Netflix’s latest episode of television is an experiment in storytelling that will be familiar to people who are familiar with video games (or Choose Your Own Adventure books). The company launched an interactive TV show today, the first in a series of efforts that will allow viewers to decide which turns a story takes.
The first interactive offering from Netflix is Puss in Book: Trapped in an Epic Tale, a 23-minute spinoff of the Netflix kids series The Adventures of Puss in Boots. (The show’s titular cat originated in DreamWorks Animation’s Shrek film franchise; he starred in his own spinoff movie, Puss in Boots, in 2011.) Trapped in an Epic Tale lets viewers dictate the progression of the episode’s story, asking them questions like, in an encounter with strangers, “Should Puss fight them valiantly, or chitchat with them over tea?”
Netflix will soon expand its library with additional interactive shows. Buddy Thunderstruck: The Maybe Pile, an extension of the Netflix original series Buddy Thunderstruck, is set to premiere July 14. The third title is Stretch Armstrong: The Breakout, which will be a follow-up to this year’s upcoming animated series Stretch Armstrong & the Flex Fighters. Netflix said The Breakout is coming in 2018.
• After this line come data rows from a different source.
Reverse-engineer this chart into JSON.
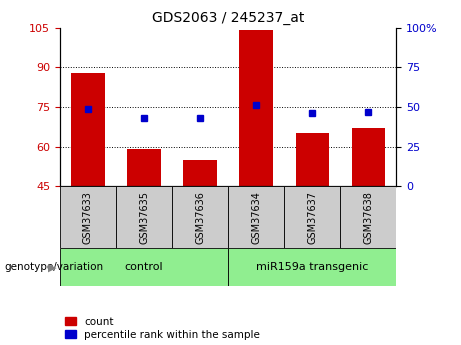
{
  "title": "GDS2063 / 245237_at",
  "samples": [
    "GSM37633",
    "GSM37635",
    "GSM37636",
    "GSM37634",
    "GSM37637",
    "GSM37638"
  ],
  "bar_values": [
    88,
    59,
    55,
    104,
    65,
    67
  ],
  "percentile_values": [
    49,
    43,
    43,
    51,
    46,
    47
  ],
  "bar_bottom": 45,
  "ylim_left": [
    45,
    105
  ],
  "ylim_right": [
    0,
    100
  ],
  "yticks_left": [
    45,
    60,
    75,
    90,
    105
  ],
  "yticks_right": [
    0,
    25,
    50,
    75,
    100
  ],
  "bar_color": "#cc0000",
  "dot_color": "#0000cc",
  "grid_yticks": [
    60,
    75,
    90
  ],
  "group_label": "genotype/variation",
  "group1_label": "control",
  "group1_color": "#90ee90",
  "group1_indices": [
    0,
    1,
    2
  ],
  "group2_label": "miR159a transgenic",
  "group2_color": "#90ee90",
  "group2_indices": [
    3,
    4,
    5
  ],
  "sample_box_color": "#cccccc",
  "legend_count_label": "count",
  "legend_pct_label": "percentile rank within the sample",
  "title_fontsize": 10,
  "left_tick_color": "#cc0000",
  "right_tick_color": "#0000cc",
  "tick_fontsize": 8,
  "label_fontsize": 8
}
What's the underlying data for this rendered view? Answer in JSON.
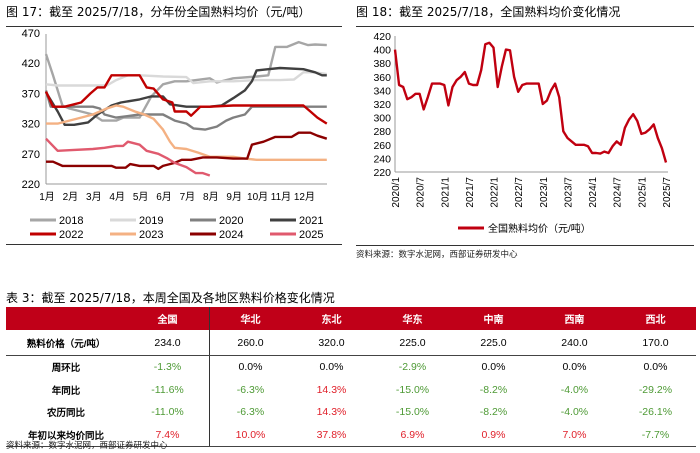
{
  "fig17": {
    "title": "图 17：截至 2025/7/18，分年份全国熟料均价（元/吨）"
  },
  "fig18": {
    "title": "图 18：截至 2025/7/18，全国熟料均价变化情况",
    "source": "资料来源：数字水泥网，西部证券研发中心"
  },
  "fig17_source": "资料来源：数字水泥网，西部证券研发中心",
  "chart_data": [
    {
      "type": "line",
      "ylim": [
        220,
        470
      ],
      "yticks": [
        220,
        270,
        320,
        370,
        420,
        470
      ],
      "xticks": [
        "1月",
        "2月",
        "3月",
        "4月",
        "5月",
        "6月",
        "7月",
        "8月",
        "9月",
        "10月",
        "11月",
        "12月"
      ],
      "legend_position": "bottom",
      "grid": false,
      "series": [
        {
          "name": "2018",
          "color": "#a6a6a6",
          "points": [
            [
              1,
              435
            ],
            [
              1.3,
              400
            ],
            [
              1.7,
              350
            ],
            [
              2,
              345
            ],
            [
              2.5,
              340
            ],
            [
              3,
              335
            ],
            [
              3.4,
              325
            ],
            [
              4,
              325
            ],
            [
              4.3,
              330
            ],
            [
              5,
              330
            ],
            [
              5.5,
              365
            ],
            [
              6,
              385
            ],
            [
              6.5,
              390
            ],
            [
              7,
              390
            ],
            [
              8,
              395
            ],
            [
              8.3,
              388
            ],
            [
              9,
              395
            ],
            [
              10,
              398
            ],
            [
              10.5,
              400
            ],
            [
              10.8,
              447
            ],
            [
              11.3,
              447
            ],
            [
              11.8,
              455
            ],
            [
              12.2,
              450
            ],
            [
              12.5,
              451
            ],
            [
              13,
              450
            ]
          ]
        },
        {
          "name": "2019",
          "color": "#d9d9d9",
          "points": [
            [
              1,
              385
            ],
            [
              1.5,
              383
            ],
            [
              3,
              383
            ],
            [
              3.6,
              383
            ],
            [
              4,
              392
            ],
            [
              4.5,
              400
            ],
            [
              5,
              400
            ],
            [
              6,
              398
            ],
            [
              7,
              397
            ],
            [
              7.3,
              387
            ],
            [
              8,
              390
            ],
            [
              9,
              390
            ],
            [
              10,
              392
            ],
            [
              11,
              392
            ],
            [
              11.6,
              393
            ],
            [
              12,
              405
            ],
            [
              12.5,
              405
            ],
            [
              13,
              402
            ]
          ]
        },
        {
          "name": "2020",
          "color": "#808080",
          "points": [
            [
              1,
              375
            ],
            [
              1.2,
              348
            ],
            [
              2,
              348
            ],
            [
              3,
              348
            ],
            [
              3.3,
              345
            ],
            [
              3.5,
              335
            ],
            [
              4,
              330
            ],
            [
              5,
              335
            ],
            [
              6,
              335
            ],
            [
              6.5,
              325
            ],
            [
              7,
              320
            ],
            [
              7.3,
              312
            ],
            [
              7.8,
              310
            ],
            [
              8.3,
              315
            ],
            [
              8.7,
              325
            ],
            [
              9,
              330
            ],
            [
              9.5,
              335
            ],
            [
              9.8,
              348
            ],
            [
              10,
              348
            ],
            [
              11,
              348
            ],
            [
              12,
              348
            ],
            [
              13,
              348
            ]
          ]
        },
        {
          "name": "2021",
          "color": "#404040",
          "points": [
            [
              1,
              372
            ],
            [
              1.5,
              340
            ],
            [
              1.8,
              318
            ],
            [
              2.2,
              318
            ],
            [
              2.8,
              322
            ],
            [
              3.2,
              335
            ],
            [
              3.8,
              350
            ],
            [
              4.2,
              355
            ],
            [
              5,
              360
            ],
            [
              5.5,
              365
            ],
            [
              6,
              365
            ],
            [
              6.3,
              352
            ],
            [
              7,
              348
            ],
            [
              8,
              348
            ],
            [
              8.5,
              350
            ],
            [
              9,
              362
            ],
            [
              9.5,
              375
            ],
            [
              9.8,
              390
            ],
            [
              10,
              408
            ],
            [
              10.5,
              410
            ],
            [
              11,
              412
            ],
            [
              12,
              410
            ],
            [
              12.5,
              405
            ],
            [
              12.8,
              400
            ],
            [
              13,
              400
            ]
          ]
        },
        {
          "name": "2022",
          "color": "#c00000",
          "points": [
            [
              1,
              373
            ],
            [
              1.3,
              348
            ],
            [
              1.8,
              348
            ],
            [
              2.5,
              355
            ],
            [
              2.9,
              370
            ],
            [
              3.2,
              380
            ],
            [
              3.5,
              380
            ],
            [
              3.8,
              400
            ],
            [
              4,
              400
            ],
            [
              5,
              400
            ],
            [
              5.3,
              380
            ],
            [
              5.6,
              378
            ],
            [
              6,
              360
            ],
            [
              6.4,
              355
            ],
            [
              6.5,
              340
            ],
            [
              7,
              340
            ],
            [
              7.2,
              333
            ],
            [
              7.6,
              348
            ],
            [
              8,
              348
            ],
            [
              9,
              350
            ],
            [
              10,
              350
            ],
            [
              11,
              350
            ],
            [
              12,
              350
            ],
            [
              12.3,
              340
            ],
            [
              12.6,
              330
            ],
            [
              13,
              320
            ]
          ]
        },
        {
          "name": "2023",
          "color": "#f4b183",
          "points": [
            [
              1,
              320
            ],
            [
              1.5,
              320
            ],
            [
              2,
              325
            ],
            [
              2.5,
              330
            ],
            [
              3,
              335
            ],
            [
              3.6,
              345
            ],
            [
              4,
              350
            ],
            [
              4.3,
              348
            ],
            [
              4.8,
              340
            ],
            [
              5.2,
              335
            ],
            [
              5.6,
              328
            ],
            [
              6,
              310
            ],
            [
              6.3,
              290
            ],
            [
              6.5,
              280
            ],
            [
              7,
              278
            ],
            [
              7.5,
              272
            ],
            [
              8,
              265
            ],
            [
              9,
              265
            ],
            [
              9.5,
              262
            ],
            [
              10,
              260
            ],
            [
              13,
              260
            ]
          ]
        },
        {
          "name": "2024",
          "color": "#8b0000",
          "points": [
            [
              1,
              257
            ],
            [
              1.3,
              257
            ],
            [
              1.7,
              250
            ],
            [
              2,
              250
            ],
            [
              3,
              250
            ],
            [
              3.8,
              250
            ],
            [
              4,
              247
            ],
            [
              4.4,
              247
            ],
            [
              4.6,
              253
            ],
            [
              5,
              250
            ],
            [
              5.6,
              250
            ],
            [
              5.8,
              245
            ],
            [
              6,
              250
            ],
            [
              6.5,
              255
            ],
            [
              6.8,
              260
            ],
            [
              7.2,
              260
            ],
            [
              7.7,
              264
            ],
            [
              8.3,
              264
            ],
            [
              9,
              262
            ],
            [
              9.6,
              262
            ],
            [
              9.8,
              285
            ],
            [
              10.3,
              290
            ],
            [
              10.8,
              298
            ],
            [
              11.5,
              298
            ],
            [
              11.8,
              305
            ],
            [
              12.3,
              305
            ],
            [
              12.6,
              300
            ],
            [
              13,
              295
            ]
          ]
        },
        {
          "name": "2025",
          "color": "#e05a6e",
          "points": [
            [
              1,
              295
            ],
            [
              1.5,
              275
            ],
            [
              2,
              276
            ],
            [
              3,
              278
            ],
            [
              3.5,
              280
            ],
            [
              4,
              283
            ],
            [
              4.3,
              283
            ],
            [
              4.5,
              290
            ],
            [
              5,
              285
            ],
            [
              5.3,
              275
            ],
            [
              5.8,
              270
            ],
            [
              6.2,
              262
            ],
            [
              6.5,
              255
            ],
            [
              7,
              248
            ],
            [
              7.4,
              238
            ],
            [
              7.7,
              238
            ],
            [
              8,
              234
            ]
          ]
        }
      ]
    },
    {
      "type": "line",
      "ylim": [
        220,
        420
      ],
      "yticks": [
        220,
        240,
        260,
        280,
        300,
        320,
        340,
        360,
        380,
        400,
        420
      ],
      "xticks": [
        "2020/1",
        "2020/7",
        "2021/1",
        "2021/7",
        "2022/1",
        "2022/7",
        "2023/1",
        "2023/7",
        "2024/1",
        "2024/7",
        "2025/1",
        "2025/7"
      ],
      "legend_position": "bottom",
      "grid": false,
      "series": [
        {
          "name": "全国熟料均价（元/吨）",
          "color": "#c00010",
          "x": [
            "2020-01",
            "2020-02",
            "2020-03",
            "2020-04",
            "2020-05",
            "2020-06",
            "2020-07",
            "2020-08",
            "2020-09",
            "2020-10",
            "2020-11",
            "2020-12",
            "2021-01",
            "2021-02",
            "2021-03",
            "2021-04",
            "2021-05",
            "2021-06",
            "2021-07",
            "2021-08",
            "2021-09",
            "2021-10",
            "2021-11",
            "2021-12",
            "2022-01",
            "2022-02",
            "2022-03",
            "2022-04",
            "2022-05",
            "2022-06",
            "2022-07",
            "2022-08",
            "2022-09",
            "2022-10",
            "2022-11",
            "2022-12",
            "2023-01",
            "2023-02",
            "2023-03",
            "2023-04",
            "2023-05",
            "2023-06",
            "2023-07",
            "2023-08",
            "2023-09",
            "2023-10",
            "2023-11",
            "2023-12",
            "2024-01",
            "2024-02",
            "2024-03",
            "2024-04",
            "2024-05",
            "2024-06",
            "2024-07",
            "2024-08",
            "2024-09",
            "2024-10",
            "2024-11",
            "2024-12",
            "2025-01",
            "2025-02",
            "2025-03",
            "2025-04",
            "2025-05",
            "2025-06",
            "2025-07"
          ],
          "values": [
            400,
            348,
            345,
            327,
            330,
            335,
            335,
            312,
            330,
            350,
            350,
            350,
            348,
            318,
            345,
            355,
            360,
            367,
            350,
            348,
            348,
            370,
            408,
            410,
            403,
            345,
            375,
            400,
            399,
            360,
            338,
            348,
            350,
            350,
            350,
            350,
            320,
            325,
            340,
            350,
            330,
            280,
            270,
            265,
            260,
            260,
            260,
            258,
            248,
            248,
            247,
            250,
            248,
            258,
            265,
            260,
            285,
            297,
            305,
            295,
            276,
            278,
            283,
            290,
            270,
            255,
            234
          ]
        }
      ]
    }
  ],
  "table": {
    "title": "表 3：截至 2025/7/18，本周全国及各地区熟料价格变化情况",
    "headers": [
      "",
      "全国",
      "华北",
      "东北",
      "华东",
      "中南",
      "西南",
      "西北"
    ],
    "rows": [
      {
        "label": "熟料价格（元/吨）",
        "values": [
          "234.0",
          "260.0",
          "320.0",
          "225.0",
          "225.0",
          "240.0",
          "170.0"
        ]
      },
      {
        "label": "周环比",
        "values": [
          "-1.3%",
          "0.0%",
          "0.0%",
          "-2.9%",
          "0.0%",
          "0.0%",
          "0.0%"
        ]
      },
      {
        "label": "年同比",
        "values": [
          "-11.6%",
          "-6.3%",
          "14.3%",
          "-15.0%",
          "-8.2%",
          "-4.0%",
          "-29.2%"
        ]
      },
      {
        "label": "农历同比",
        "values": [
          "-11.0%",
          "-6.3%",
          "14.3%",
          "-15.0%",
          "-8.2%",
          "-4.0%",
          "-26.1%"
        ]
      },
      {
        "label": "年初以来均价同比",
        "values": [
          "7.4%",
          "10.0%",
          "37.8%",
          "6.9%",
          "0.9%",
          "7.0%",
          "-7.7%"
        ]
      }
    ],
    "source": "资料来源：数字水泥网，西部证券研发中心"
  },
  "colors": {
    "header_bg": "#c00018",
    "negative": "#4e9a35",
    "positive": "#e0202a"
  }
}
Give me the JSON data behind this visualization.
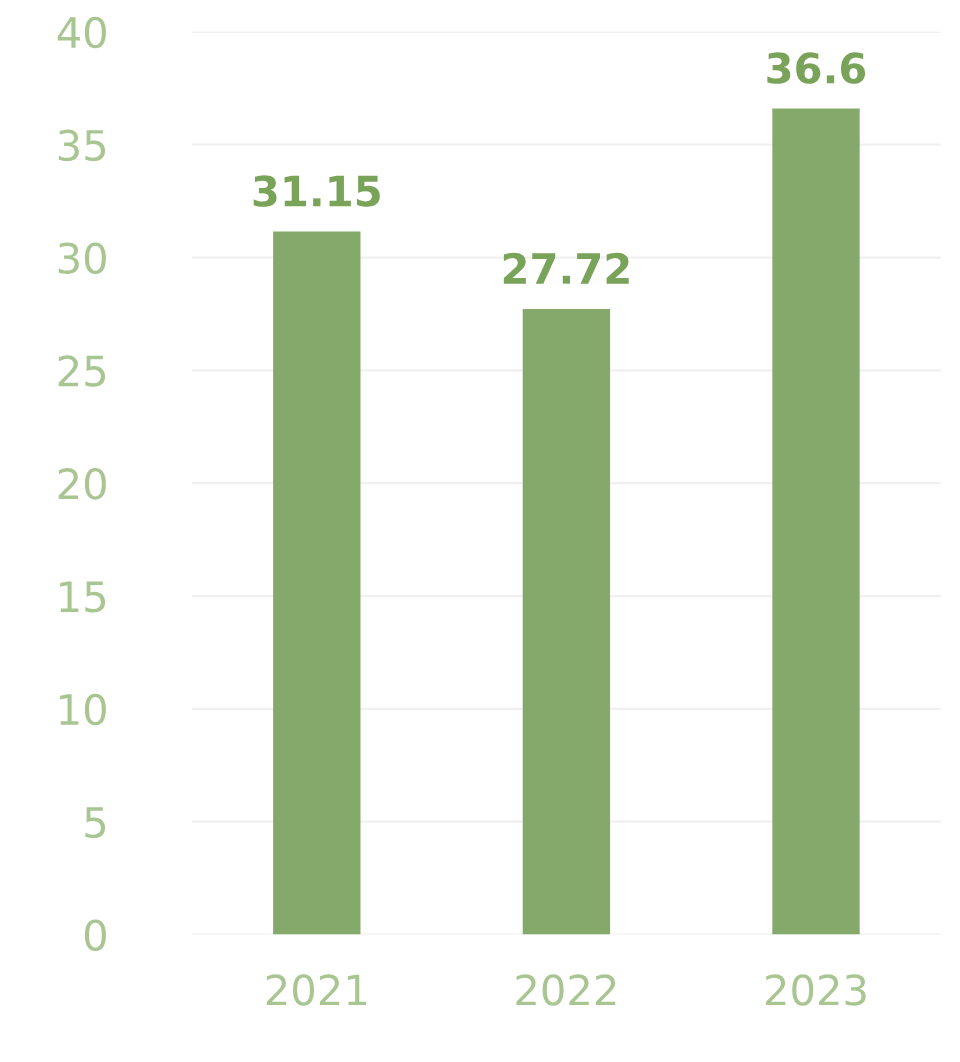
{
  "chart_data": {
    "type": "bar",
    "categories": [
      "2021",
      "2022",
      "2023"
    ],
    "values": [
      31.15,
      27.72,
      36.6
    ],
    "color": "#84a96a",
    "ylim": [
      0,
      40
    ],
    "yticks": [
      0,
      5,
      10,
      15,
      20,
      25,
      30,
      35,
      40
    ],
    "grid": "y",
    "data_labels": true
  }
}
You may have noticed that all three of Netflix’s initial interactive shows are geared toward children, and the company did that for a reason: Consider the fact that Dora the Explorer asks kids to yell “Swiper, no swiping” at their TVs.
“The children’s programming space was a natural place for us to start since kids are eager to ‘play’ with their favorite characters and already inclined to tap, touch and swipe at screens,” said Carla Engelbrecht Fisher, Netflix’s director of product innovation, in a blog post today. “They also talk to their screens, as though the characters can hear them.”
Puss in Book: Trapped in an Epic Tale is available on a wide variety of devices that offer the streaming service. But at the moment, interactive shows will not function on Android, Apple TV, Chromecast or the Netflix website. You can still watch them on unsupported platforms — they’ll just revert to a traditional linear version without choices.
Netflix isn’t the only streaming service to explore interactive TV. Twitch is also looking to get into the field, the company said earlier this year.